Laboratory studies of the tea, infusion or aqueous extract/solution of Frankincense support many of the traditional uses. Below, are a few of the studies I came across. I urge you to do your own research. An online query such as “Frankincense tea” or”Frankincense infusion” won’t yield many results. However, if you phrase your search, “Aqueous solution of Boswellia”, or something similarly scientific, you will be well rewarded. I have by no means collated everything there is, and can’t judge the veracity of all the studies, but a few hours searching proved fruitful and educational. The potential benefits of a simple tea of Frankincense are extensive and yet to be fully explored.
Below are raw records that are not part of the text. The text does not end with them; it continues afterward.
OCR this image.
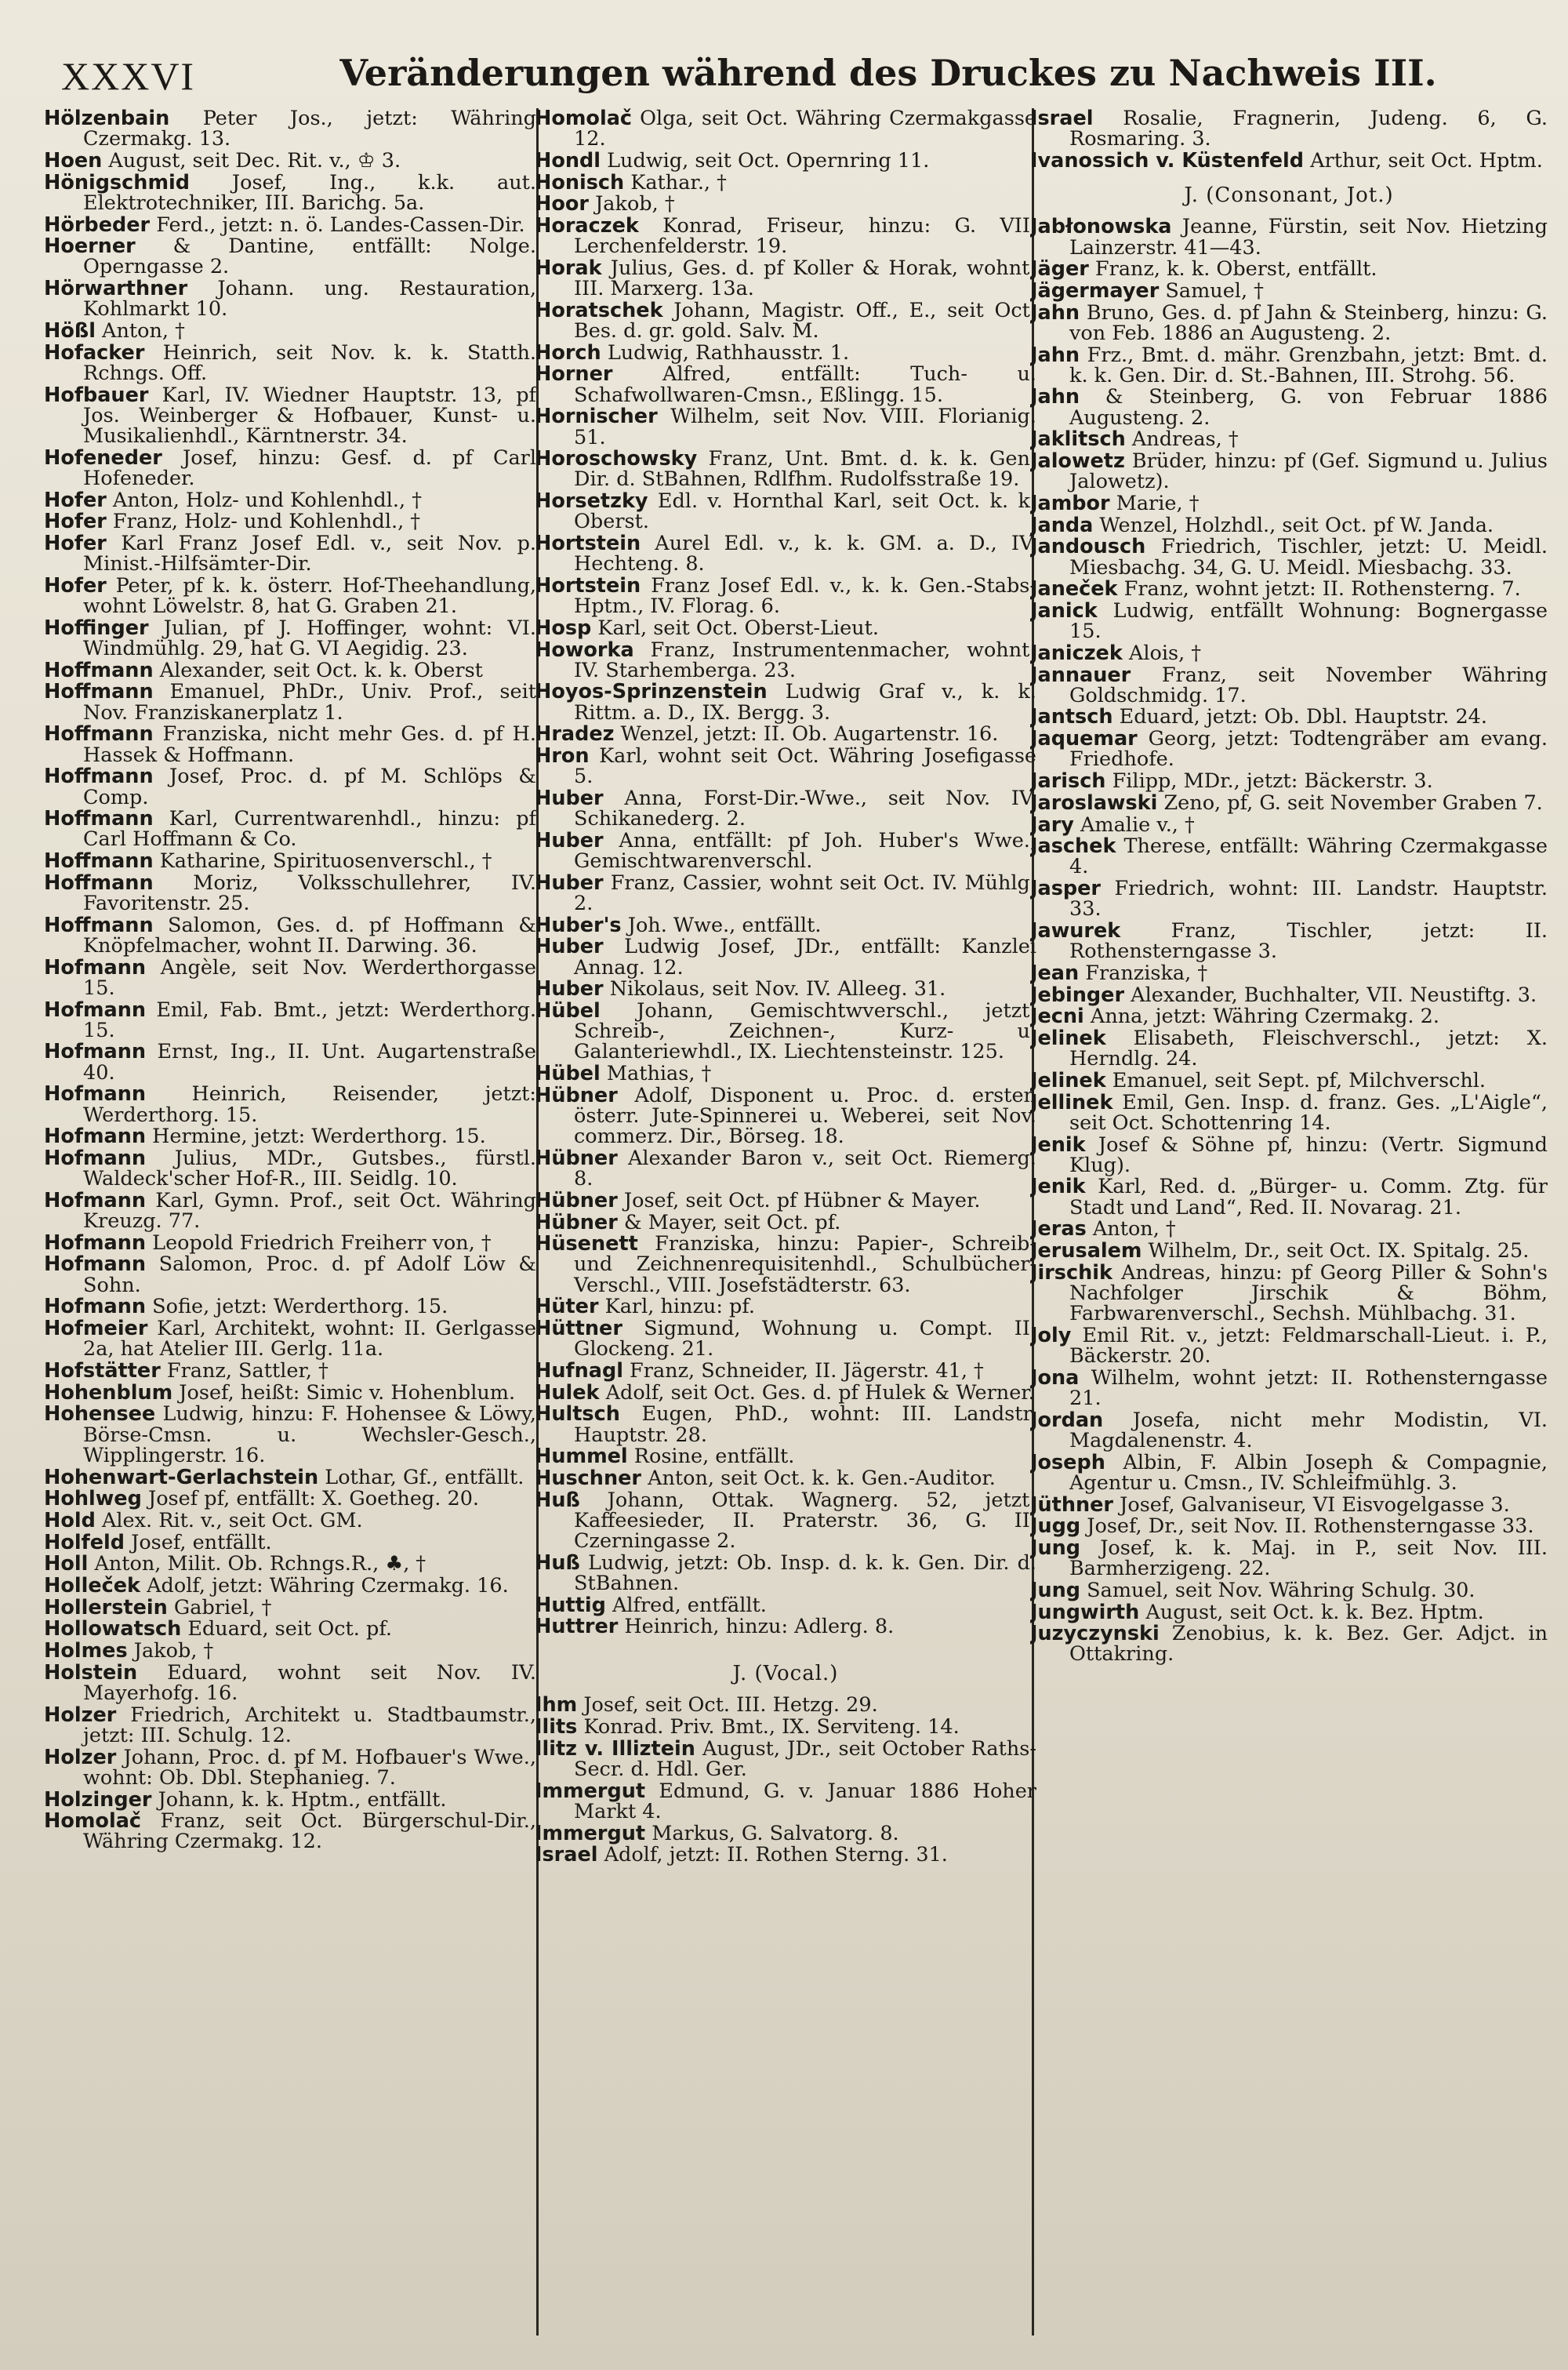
XXXVI	Veränderungen während des Druckes zu Nachweis III.
Hölzenbain Peter Jos., jetzt: Währing Czermakg. 13.
Hoen August, seit Dec. Rit. v., ♔ 3.
Hönigschmid Josef, Ing., k.k. aut. Elektrotechniker, III. Barichg. 5a.
Hörbeder Ferd., jetzt: n. ö. Landes-Cassen-Dir.
Hoerner & Dantine, entfällt: Nolge. Operngasse 2.
Hörwarthner Johann. ung. Restauration, Kohlmarkt 10.
Hößl Anton, †
Hofacker Heinrich, seit Nov. k. k. Statth. Rchngs. Off.
Hofbauer Karl, IV. Wiedner Hauptstr. 13, pf Jos. Weinberger & Hofbauer, Kunst- u. Musikalienhdl., Kärntnerstr. 34.
Hofeneder Josef, hinzu: Gesf. d. pf Carl Hofeneder.
Hofer Anton, Holz- und Kohlenhdl., †
Hofer Franz, Holz- und Kohlenhdl., †
Hofer Karl Franz Josef Edl. v., seit Nov. p. Minist.-Hilfsämter-Dir.
Hofer Peter, pf k. k. österr. Hof-Theehandlung, wohnt Löwelstr. 8, hat G. Graben 21.
Hoffinger Julian, pf J. Hoffinger, wohnt: VI. Windmühlg. 29, hat G. VI Aegidig. 23.
Hoffmann Alexander, seit Oct. k. k. Oberst
Hoffmann Emanuel, PhDr., Univ. Prof., seit Nov. Franziskanerplatz 1.
Hoffmann Franziska, nicht mehr Ges. d. pf H. Hassek & Hoffmann.
Hoffmann Josef, Proc. d. pf M. Schlöps & Comp.
Hoffmann Karl, Currentwarenhdl., hinzu: pf Carl Hoffmann & Co.
Hoffmann Katharine, Spirituosenverschl., †
Hoffmann Moriz, Volksschullehrer, IV. Favoritenstr. 25.
Hoffmann Salomon, Ges. d. pf Hoffmann & Knöpfelmacher, wohnt II. Darwing. 36.
Hofmann Angèle, seit Nov. Werderthorgasse 15.
Hofmann Emil, Fab. Bmt., jetzt: Werderthorg. 15.
Hofmann Ernst, Ing., II. Unt. Augartenstraße 40.
Hofmann Heinrich, Reisender, jetzt: Werderthorg. 15.
Hofmann Hermine, jetzt: Werderthorg. 15.
Hofmann Julius, MDr., Gutsbes., fürstl. Waldeck'scher Hof-R., III. Seidlg. 10.
Hofmann Karl, Gymn. Prof., seit Oct. Währing Kreuzg. 77.
Hofmann Leopold Friedrich Freiherr von, †
Hofmann Salomon, Proc. d. pf Adolf Löw & Sohn.
Hofmann Sofie, jetzt: Werderthorg. 15.
Hofmeier Karl, Architekt, wohnt: II. Gerlgasse 2a, hat Atelier III. Gerlg. 11a.
Hofstätter Franz, Sattler, †
Hohenblum Josef, heißt: Simic v. Hohenblum.
Hohensee Ludwig, hinzu: F. Hohensee & Löwy, Börse-Cmsn. u. Wechsler-Gesch., Wipplingerstr. 16.
Hohenwart-Gerlachstein Lothar, Gf., entfällt.
Hohlweg Josef pf, entfällt: X. Goetheg. 20.
Hold Alex. Rit. v., seit Oct. GM.
Holfeld Josef, entfällt.
Holl Anton, Milit. Ob. Rchngs.R., ♣, †
Holleček Adolf, jetzt: Währing Czermakg. 16.
Hollerstein Gabriel, †
Hollowatsch Eduard, seit Oct. pf.
Holmes Jakob, †
Holstein Eduard, wohnt seit Nov. IV. Mayerhofg. 16.
Holzer Friedrich, Architekt u. Stadtbaumstr., jetzt: III. Schulg. 12.
Holzer Johann, Proc. d. pf M. Hofbauer's Wwe., wohnt: Ob. Dbl. Stephanieg. 7.
Holzinger Johann, k. k. Hptm., entfällt.
Homolač Franz, seit Oct. Bürgerschul-Dir., Währing Czermakg. 12.
Homolač Olga, seit Oct. Währing Czermakgasse 12.
Hondl Ludwig, seit Oct. Opernring 11.
Honisch Kathar., †
Hoor Jakob, †
Horaczek Konrad, Friseur, hinzu: G. VII. Lerchenfelderstr. 19.
Horak Julius, Ges. d. pf Koller & Horak, wohnt: III. Marxerg. 13a.
Horatschek Johann, Magistr. Off., E., seit Oct. Bes. d. gr. gold. Salv. M.
Horch Ludwig, Rathhausstr. 1.
Horner Alfred, entfällt: Tuch- u. Schafwollwaren-Cmsn., Eßlingg. 15.
Hornischer Wilhelm, seit Nov. VIII. Florianig. 51.
Horoschowsky Franz, Unt. Bmt. d. k. k. Gen. Dir. d. StBahnen, Rdlfhm. Rudolfsstraße 19.
Horsetzky Edl. v. Hornthal Karl, seit Oct. k. k. Oberst.
Hortstein Aurel Edl. v., k. k. GM. a. D., IV. Hechteng. 8.
Hortstein Franz Josef Edl. v., k. k. Gen.-Stabs-Hptm., IV. Florag. 6.
Hosp Karl, seit Oct. Oberst-Lieut.
Howorka Franz, Instrumentenmacher, wohnt: IV. Starhemberga. 23.
Hoyos-Sprinzenstein Ludwig Graf v., k. k. Rittm. a. D., IX. Bergg. 3.
Hradez Wenzel, jetzt: II. Ob. Augartenstr. 16.
Hron Karl, wohnt seit Oct. Währing Josefigasse 5.
Huber Anna, Forst-Dir.-Wwe., seit Nov. IV. Schikanederg. 2.
Huber Anna, entfällt: pf Joh. Huber's Wwe., Gemischtwarenverschl.
Huber Franz, Cassier, wohnt seit Oct. IV. Mühlg. 2.
Huber's Joh. Wwe., entfällt.
Huber Ludwig Josef, JDr., entfällt: Kanzlei Annag. 12.
Huber Nikolaus, seit Nov. IV. Alleeg. 31.
Hübel Johann, Gemischtwverschl., jetzt: Schreib-, Zeichnen-, Kurz- u. Galanteriewhdl., IX. Liechtensteinstr. 125.
Hübel Mathias, †
Hübner Adolf, Disponent u. Proc. d. ersten österr. Jute-Spinnerei u. Weberei, seit Nov. commerz. Dir., Börseg. 18.
Hübner Alexander Baron v., seit Oct. Riemerg. 8.
Hübner Josef, seit Oct. pf Hübner & Mayer.
Hübner & Mayer, seit Oct. pf.
Hüsenett Franziska, hinzu: Papier-, Schreib- und Zeichnenrequisitenhdl., Schulbücher-Verschl., VIII. Josefstädterstr. 63.
Hüter Karl, hinzu: pf.
Hüttner Sigmund, Wohnung u. Compt. II. Glockeng. 21.
Hufnagl Franz, Schneider, II. Jägerstr. 41, †
Hulek Adolf, seit Oct. Ges. d. pf Hulek & Werner.
Hultsch Eugen, PhD., wohnt: III. Landstr. Hauptstr. 28.
Hummel Rosine, entfällt.
Huschner Anton, seit Oct. k. k. Gen.-Auditor.
Huß Johann, Ottak. Wagnerg. 52, jetzt: Kaffeesieder, II. Praterstr. 36, G. II. Czerningasse 2.
Huß Ludwig, jetzt: Ob. Insp. d. k. k. Gen. Dir. d. StBahnen.
Huttig Alfred, entfällt.
Huttrer Heinrich, hinzu: Adlerg. 8.
J. (Vocal.)
Ihm Josef, seit Oct. III. Hetzg. 29.
Ilits Konrad. Priv. Bmt., IX. Serviteng. 14.
Ilitz v. Illiztein August, JDr., seit October Raths-Secr. d. Hdl. Ger.
Immergut Edmund, G. v. Januar 1886 Hoher Markt 4.
Immergut Markus, G. Salvatorg. 8.
Israel Adolf, jetzt: II. Rothen Sterng. 31.
Israel Rosalie, Fragnerin, Judeng. 6, G. Rosmaring. 3.
Ivanossich v. Küstenfeld Arthur, seit Oct. Hptm.
J. (Consonant, Jot.)
Jabłonowska Jeanne, Fürstin, seit Nov. Hietzing Lainzerstr. 41—43.
Jäger Franz, k. k. Oberst, entfällt.
Jägermayer Samuel, †
Jahn Bruno, Ges. d. pf Jahn & Steinberg, hinzu: G. von Feb. 1886 an Augusteng. 2.
Jahn Frz., Bmt. d. mähr. Grenzbahn, jetzt: Bmt. d. k. k. Gen. Dir. d. St.-Bahnen, III. Strohg. 56.
Jahn & Steinberg, G. von Februar 1886 Augusteng. 2.
Jaklitsch Andreas, †
Jalowetz Brüder, hinzu: pf (Gef. Sigmund u. Julius Jalowetz).
Jambor Marie, †
Janda Wenzel, Holzhdl., seit Oct. pf W. Janda.
Jandousch Friedrich, Tischler, jetzt: U. Meidl. Miesbachg. 34, G. U. Meidl. Miesbachg. 33.
Janeček Franz, wohnt jetzt: II. Rothensterng. 7.
Janick Ludwig, entfällt Wohnung: Bognergasse 15.
Janiczek Alois, †
Jannauer Franz, seit November Währing Goldschmidg. 17.
Jantsch Eduard, jetzt: Ob. Dbl. Hauptstr. 24.
Jaquemar Georg, jetzt: Todtengräber am evang. Friedhofe.
Jarisch Filipp, MDr., jetzt: Bäckerstr. 3.
Jaroslawski Zeno, pf, G. seit November Graben 7.
Jary Amalie v., †
Jaschek Therese, entfällt: Währing Czermakgasse 4.
Jasper Friedrich, wohnt: III. Landstr. Hauptstr. 33.
Jawurek Franz, Tischler, jetzt: II. Rothensterngasse 3.
Jean Franziska, †
Jebinger Alexander, Buchhalter, VII. Neustiftg. 3.
Jecni Anna, jetzt: Währing Czermakg. 2.
Jelinek Elisabeth, Fleischverschl., jetzt: X. Herndlg. 24.
Jelinek Emanuel, seit Sept. pf, Milchverschl.
Jellinek Emil, Gen. Insp. d. franz. Ges. „L'Aigle“, seit Oct. Schottenring 14.
Jenik Josef & Söhne pf, hinzu: (Vertr. Sigmund Klug).
Jenik Karl, Red. d. „Bürger- u. Comm. Ztg. für Stadt und Land“, Red. II. Novarag. 21.
Jeras Anton, †
Jerusalem Wilhelm, Dr., seit Oct. IX. Spitalg. 25.
Jirschik Andreas, hinzu: pf Georg Piller & Sohn's Nachfolger Jirschik & Böhm, Farbwarenverschl., Sechsh. Mühlbachg. 31.
Joly Emil Rit. v., jetzt: Feldmarschall-Lieut. i. P., Bäckerstr. 20.
Jona Wilhelm, wohnt jetzt: II. Rothensterngasse 21.
Jordan Josefa, nicht mehr Modistin, VI. Magdalenenstr. 4.
Joseph Albin, F. Albin Joseph & Compagnie, Agentur u. Cmsn., IV. Schleifmühlg. 3.
Jüthner Josef, Galvaniseur, VI Eisvogelgasse 3.
Jugg Josef, Dr., seit Nov. II. Rothensterngasse 33.
Jung Josef, k. k. Maj. in P., seit Nov. III. Barmherzigeng. 22.
Jung Samuel, seit Nov. Währing Schulg. 30.
Jungwirth August, seit Oct. k. k. Bez. Hptm.
Juzyczynski Zenobius, k. k. Bez. Ger. Adjct. in Ottakring.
Here are a few.
- To increase fertility in both sexes-https://www.jstage.jst.go.jp/article/jhs/53/4/53_4_365/_pdf
- To reduce cholesterol, protect the liver and kidneys.-https://www.ncbi.nlm.nih.gov/pubmed/15991575
- To reduce inflammation and trauma after stroke-http://jssu.ssu.ac.ir/page/11/Journal-Information
- To act as an antioxident and anti Diabetic-http://jjnpp.com/?page=article&article_id=6755
- To increase memory and learning abilities-http://zums.ac.ir/journal/browse.php?a_id=2886&sid=1&slc_lang=en
- To increase the power of memory and learning in adult offspring-http://en.journals.sid.ir/ViewPaper.aspx?ID=48926
- As an antibacterial-shaik20ismail20mannur20et20al
- Treating dementia and Alzheimer’s disease-effect-of-frankincense-as-on-alzheimers-disease-model
- To prevent or treat rheumatoid Arthritis other autoimmune inflammatory Diseases-Analysis of Frankincense Extracts which Inhibit the Growth of Bacterial Triggers
- To address memory impairment-https://www.researchgate.net/publication/305636410_
- As an analgesic and anti-inflammatory-anti-inflammatory-and-analgesic-activity-of-different-fractions of Boswelia Serrata
- As a neuroprotective agent-http://jssu.ssu.ac.ir/article-1-3586-en.html
Studies like these remind me how much we don’t yet know about nature, our bodies and diseases. There is so much more for us all to learn. It also tells me that our obsession with taking things apart and consuming individual active compounds, ( such as essential oils), is likely to our detriment, that of the land and the plant species that give us our medicine.